“Türk Tiyatrosunda İstanbul” Kitabı Üzerine

Pinterest LinkedIn Tumblr +

Hasip Akgül

İstanbul Büyükşehir Belediyesi Yayınları İstanbul’un kültür tarihi üzerine peş peşe nitelikli kitaplar çıkarıyor. Bunlardan tiyatro tarihi ile ilgili olan “Türk Tiyatrosu’nda İstanbul”u burada tanıtmak yararlı olur düşüncesindeyim.

Tarih yazımının, büyüme, patlama, yayılma gibi isimlendirilen dönemlerde ya da tam tersine daralma, parçalanma, ray değiştirme anlarında arttığı öne sürülebilir.

Tarih yazımı, her iki durumda da yeni durumu geçmişin içinde bulduğu nedenselliklerle bugün içinde açıklamaya çalışır. Tarihin bu yönüyle bugünden düne bakarak yazıldığını söyleyebiliriz.

Olaylar aslında kesintisizce başı ve sonu diye ayıramayacağımız sonsuz bir rutinle akarlar. Ama biz onları anlayabilmek için keser, sınırlar; başı sonu ortası diye süreç isimlendirmeleri içine sokar ve sonunda belli bir anlama ilişkin hale getiririz.

Aslında tarihin anlam bulmak için yaptığı ve uyguladığı bu metodu tiyatronun da olayları uzam, zaman, mekân gibi bir sahne sınırlaması ve yoğunlaşması içinde yaptığını iddia edebiliriz. Sonsuz uzay parçaları gibi akan “insan-insan” ve “insan-toplum” ilişkilerinin bir durum, bir aksiyon ve bir değişim içinde anlatma ve anlama çabası sayabileceğimiz tiyatro bu yanıyla özellikle tarihçilerin en önemli argümanları arasındadır. Bu noktada Antik Yunan’da yazılan ve oynanan oyunlara yaslanan felsefe tarihleri, uygarlık tarihleri, psikoloji tarihleri ve diğer tarih yazımlarını anımsayabiliriz. Bugün kendimizi ve dünya tarihini bu çalışmalara bakarak anlayabiliyoruz.
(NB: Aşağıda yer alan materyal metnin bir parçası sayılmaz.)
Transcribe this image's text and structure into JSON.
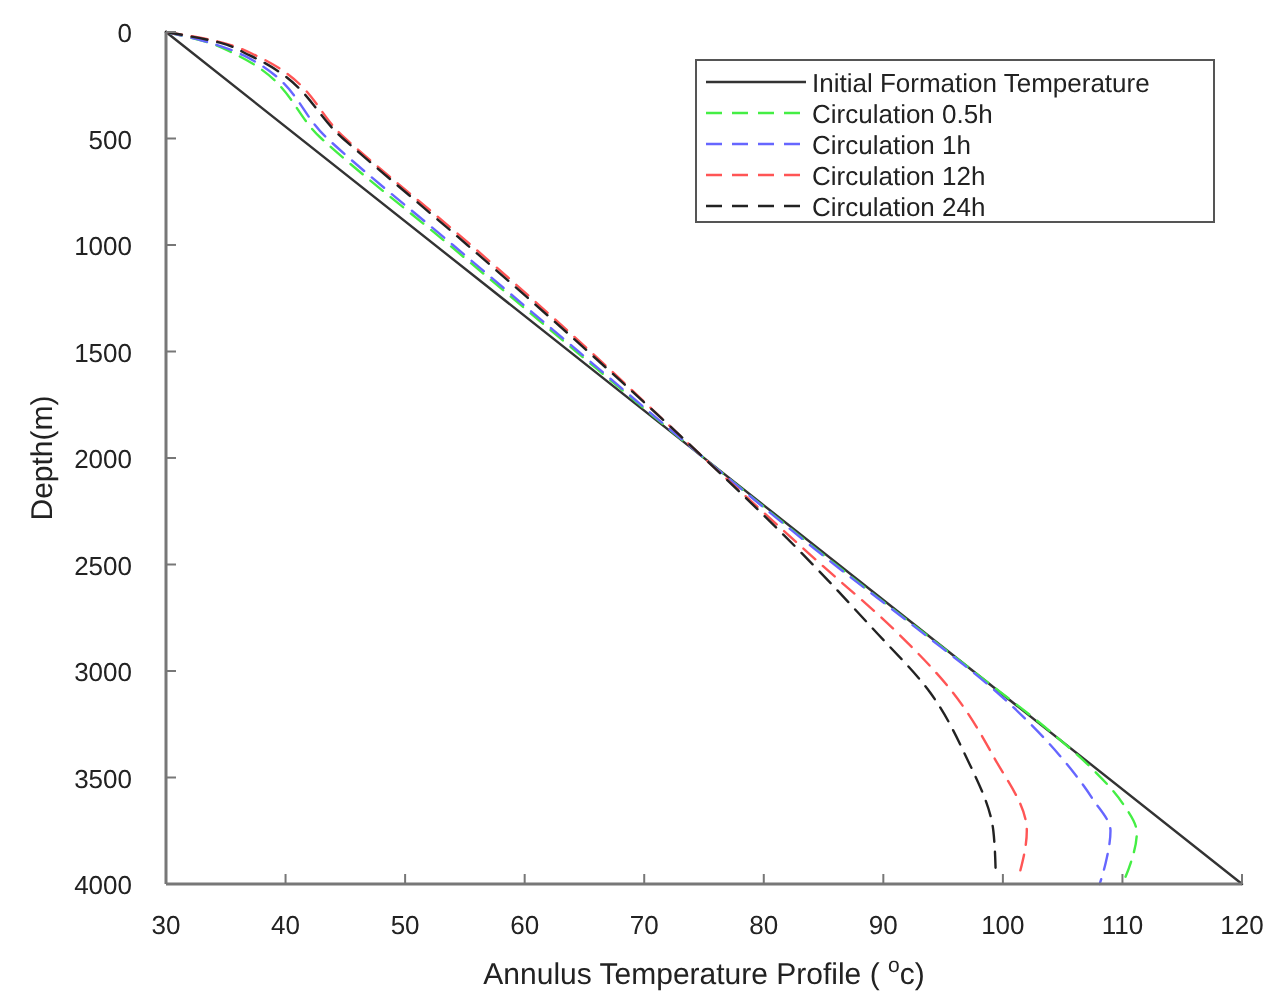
{
  "chart_data": {
    "type": "line",
    "xlabel": "Annulus Temperature Profile ( $^{o}$c)",
    "ylabel": "Depth(m)",
    "xlim": [
      30,
      120
    ],
    "xticks": [
      30,
      40,
      50,
      60,
      70,
      80,
      90,
      100,
      110,
      120
    ],
    "ylim": [
      4000,
      0
    ],
    "yticks": [
      0,
      500,
      1000,
      1500,
      2000,
      2500,
      3000,
      3500,
      4000
    ],
    "legend": "top right",
    "grid": false,
    "series": [
      {
        "name": "Initial Formation Temperature",
        "color": "#333333",
        "line_style": "solid",
        "x": [
          30,
          120
        ],
        "values": [
          0,
          4000
        ]
      },
      {
        "name": "Circulation 0.5h",
        "color": "#44ee44",
        "line_style": "dashed",
        "x": [
          30,
          33,
          36,
          43,
          53.7,
          64.3,
          75,
          86,
          97.5,
          104.3,
          107.3,
          110,
          111.2,
          110.7,
          110
        ],
        "values": [
          0,
          40,
          110,
          500,
          1000,
          1500,
          2000,
          2500,
          3000,
          3300,
          3450,
          3620,
          3760,
          3900,
          4000
        ]
      },
      {
        "name": "Circulation 1h",
        "color": "#6666ff",
        "line_style": "dashed",
        "x": [
          30,
          33,
          36.5,
          43.5,
          54,
          64.5,
          75,
          85.9,
          92.8,
          99.5,
          104.8,
          107.5,
          109,
          108.6,
          108.1
        ],
        "values": [
          0,
          40,
          110,
          500,
          1000,
          1500,
          2000,
          2500,
          2800,
          3100,
          3400,
          3600,
          3750,
          3900,
          4000
        ]
      },
      {
        "name": "Circulation 12h",
        "color": "#ff5555",
        "line_style": "dashed",
        "x": [
          30,
          34,
          37.5,
          45,
          55.5,
          65.5,
          75,
          84.8,
          90.8,
          95.8,
          99.2,
          102,
          101.4
        ],
        "values": [
          0,
          40,
          110,
          500,
          1000,
          1500,
          2000,
          2500,
          2800,
          3100,
          3400,
          3750,
          3950
        ]
      },
      {
        "name": "Circulation 24h",
        "color": "#222222",
        "line_style": "dashed",
        "x": [
          30,
          34.5,
          37,
          44.8,
          55.2,
          65.3,
          75,
          84.1,
          89.1,
          93.9,
          96.9,
          99.2,
          99.4
        ],
        "values": [
          0,
          50,
          110,
          500,
          1000,
          1500,
          2000,
          2500,
          2800,
          3100,
          3400,
          3750,
          3950
        ]
      }
    ]
  }
}
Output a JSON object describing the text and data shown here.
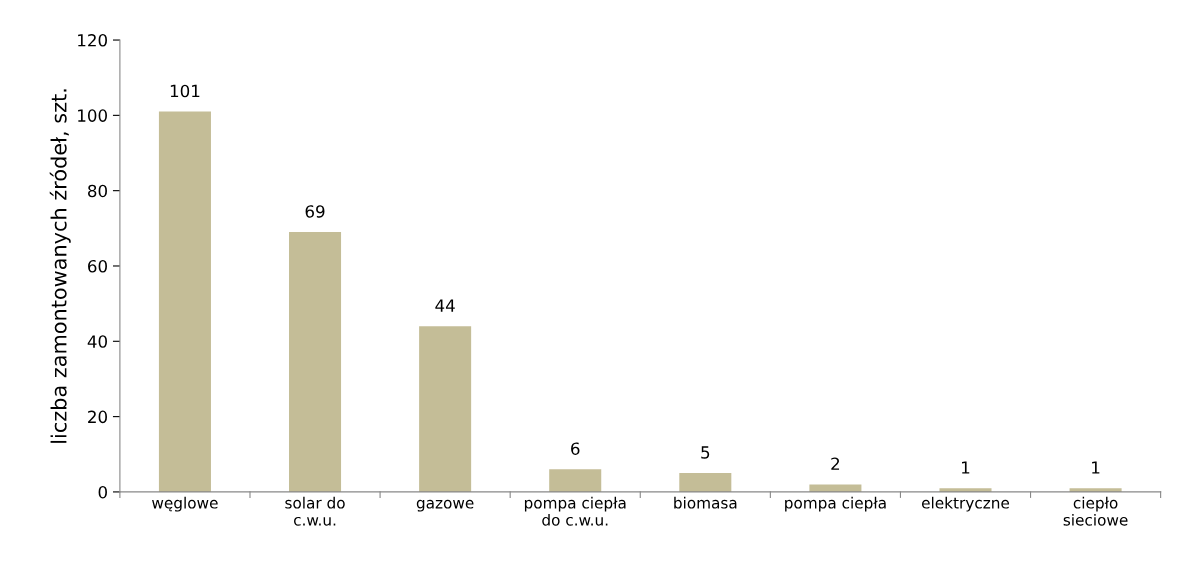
{
  "chart_data": {
    "type": "bar",
    "ylabel": "liczba zamontowanych źródeł, szt.",
    "categories": [
      "węglowe",
      "solar do\nc.w.u.",
      "gazowe",
      "pompa ciepła\ndo c.w.u.",
      "biomasa",
      "pompa ciepła",
      "elektryczne",
      "ciepło\nsieciowe"
    ],
    "values": [
      101,
      69,
      44,
      6,
      5,
      2,
      1,
      1
    ],
    "color": "#c4bd97",
    "ylim": [
      0,
      120
    ],
    "yticks": [
      0,
      20,
      40,
      60,
      80,
      100,
      120
    ],
    "grid": false,
    "data_labels": true
  }
}
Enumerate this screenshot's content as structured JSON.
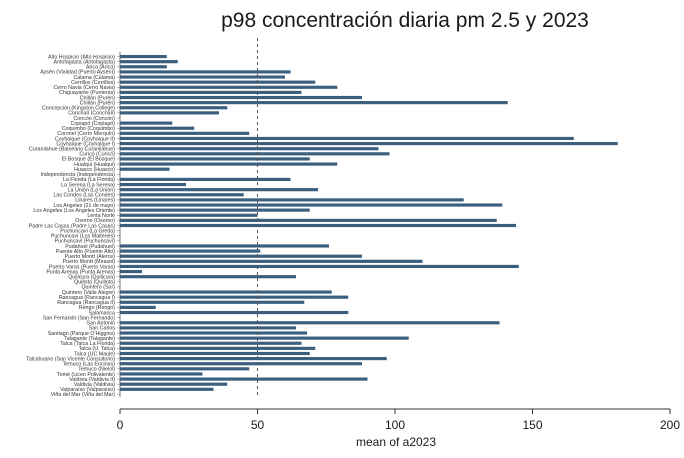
{
  "chart_data": {
    "type": "bar",
    "orientation": "horizontal",
    "title": "p98 concentración diaria pm 2.5  y 2023",
    "xlabel": "mean of a2023",
    "xlim": [
      0,
      200
    ],
    "xticks": [
      0,
      50,
      100,
      150,
      200
    ],
    "reference_line": 50,
    "bar_color": "#3b5f7e",
    "categories": [
      "Alto Hospicio (Alto Hospicio)",
      "Antofagasta (Antofagasta)",
      "Arica (Arica)",
      "Aysén (Vialidad (Puerto Aysén))",
      "Calama (Calama)",
      "Cerrillos (Cerrillos)",
      "Cerro Navia (Cerro Navia)",
      "Chiguayante (Punteras)",
      "Chillán (Purén)",
      "Chillán (Purén)",
      "Concepción (Kingston College)",
      "Conchalí (Conchalí)",
      "Concón (Concón)",
      "Copiapó (Copiapó)",
      "Coquimbo (Coquimbo)",
      "Coronel (Cerro Merquín)",
      "Coyhaique (Coyhaique II)",
      "Coyhaique (Coyhaique I)",
      "Curanilahue (Balneario Curanilahue)",
      "Curicó (Curicó)",
      "El Bosque (El Bosque)",
      "Hualqui (Hualqui)",
      "Huasco (Huasco)",
      "Independencia (Independencia)",
      "La Florida (La Florida)",
      "La Serena (La Serena)",
      "La Unión (La Unión)",
      "Las Condes (Las Condes)",
      "Linares (Linares)",
      "Los Angeles (21 de mayo)",
      "Los Angeles (Los Angeles Oriente)",
      "Lenta Norte",
      "Osorno (Osorno)",
      "Padre Las Casas (Padre Las Casas)",
      "Puchuncaví (La Greda)",
      "Puchuncaví (Los Maitenes)",
      "Puchuncaví (Puchuncaví)",
      "Pudahuel (Pudahuel)",
      "Puente Alto (Puente Alto)",
      "Puerto Montt (Alerce)",
      "Puerto Montt (Mirasol)",
      "Puerto Varas (Puerto Varas)",
      "Punta Arenas (Punta Arenas)",
      "Quilicura (Quilicura)",
      "Quillota (Quillota)",
      "Quintero (Sur)",
      "Quintero (Valle Alegre)",
      "Rancagua (Rancagua I)",
      "Rancagua (Rancagua II)",
      "Rengo (Rengo)",
      "Salamanca",
      "San Fernando (San Fernando)",
      "San Antonio",
      "San Carlos",
      "Santiago (Parque O'Higgins)",
      "Talagante (Talagante)",
      "Talca (Talca La Florida)",
      "Talca (U. Talca)",
      "Talca (UC Maule)",
      "Talcahuano (San Vicente Consultorio)",
      "Temuco (Las Encinas)",
      "Temuco (Nielol)",
      "Tomé (Liceo Polivalente)",
      "Valdivia (Valdivia II)",
      "Valdivia (Valdivia)",
      "Valparaíso (Valparaíso)",
      "Viña del Mar (Viña del Mar)"
    ],
    "values": [
      17,
      21,
      17,
      62,
      60,
      71,
      79,
      66,
      88,
      141,
      39,
      36,
      null,
      19,
      27,
      47,
      165,
      181,
      94,
      98,
      69,
      79,
      18,
      null,
      62,
      24,
      72,
      45,
      125,
      139,
      69,
      50,
      137,
      144,
      null,
      null,
      null,
      76,
      51,
      88,
      110,
      145,
      8,
      64,
      null,
      null,
      77,
      83,
      67,
      13,
      83,
      null,
      138,
      64,
      68,
      105,
      66,
      71,
      69,
      97,
      88,
      47,
      30,
      90,
      39,
      34,
      null
    ]
  }
}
“Türk Tiyatrosunda İstanbul” kitabının yazımı akademisyen- yazar Bünyamin Aydemir tarafından kurgulanmış ve koordine edilmiş. 20 yazarı ve 22 makalesiyle konuya panoramik bir bakış sunma iddiasını taşıyan bir kitap. Panoramik olsa da 900 sayfalık içerik ve bunu destekleyen görselliğiyle iddialı ve bu iddiayı boşa çıkarmayan bir kapsamlılığı olduğunu söyleyebiliriz.

Beş yüz yıl gibi bir zaman diliminden gelen geleneksel tiyatromuzla başlayan kitapta, Tanzimat döneminde, Batı tiyatrosunda görüp aldığımız çerçeve sahne ve metinli tiyatro ile nasıl yönelim değiştirdiğini; modernizasyonun araçlarından biri olarak tiyatronun bu süreçte Beyoğlu’nu adeta nasıl şekillendirdiğini birebir izliyoruz. Cumhuriyet’le geleneksel göstermeci tiyatromuza tamamen sırt dönmenin sorgulandığına; bu arayışların nasıl sonuçlar doğurduğuna tanık oluyoruz. Tiyatronun araçsallaştırılmasına, bunun zorunlulukları ile tiyatroyu değersizleştiren, ama süreç içinde, kendini yeniden var eden dönemlerine; nihayet sentezci, izleyenlerin kendilerine ve topluma ilişkin sorunlarda etkin birer özneye dönüşmesini sağlayan, geleneksel öğelerden de yararlanan modern tiyatromuzun doğumuna ilişkin yazıları okuyor bu anlatımları bir belgesel yoğunluğuna taşıyan fotoğraflarıyla izliyoruz.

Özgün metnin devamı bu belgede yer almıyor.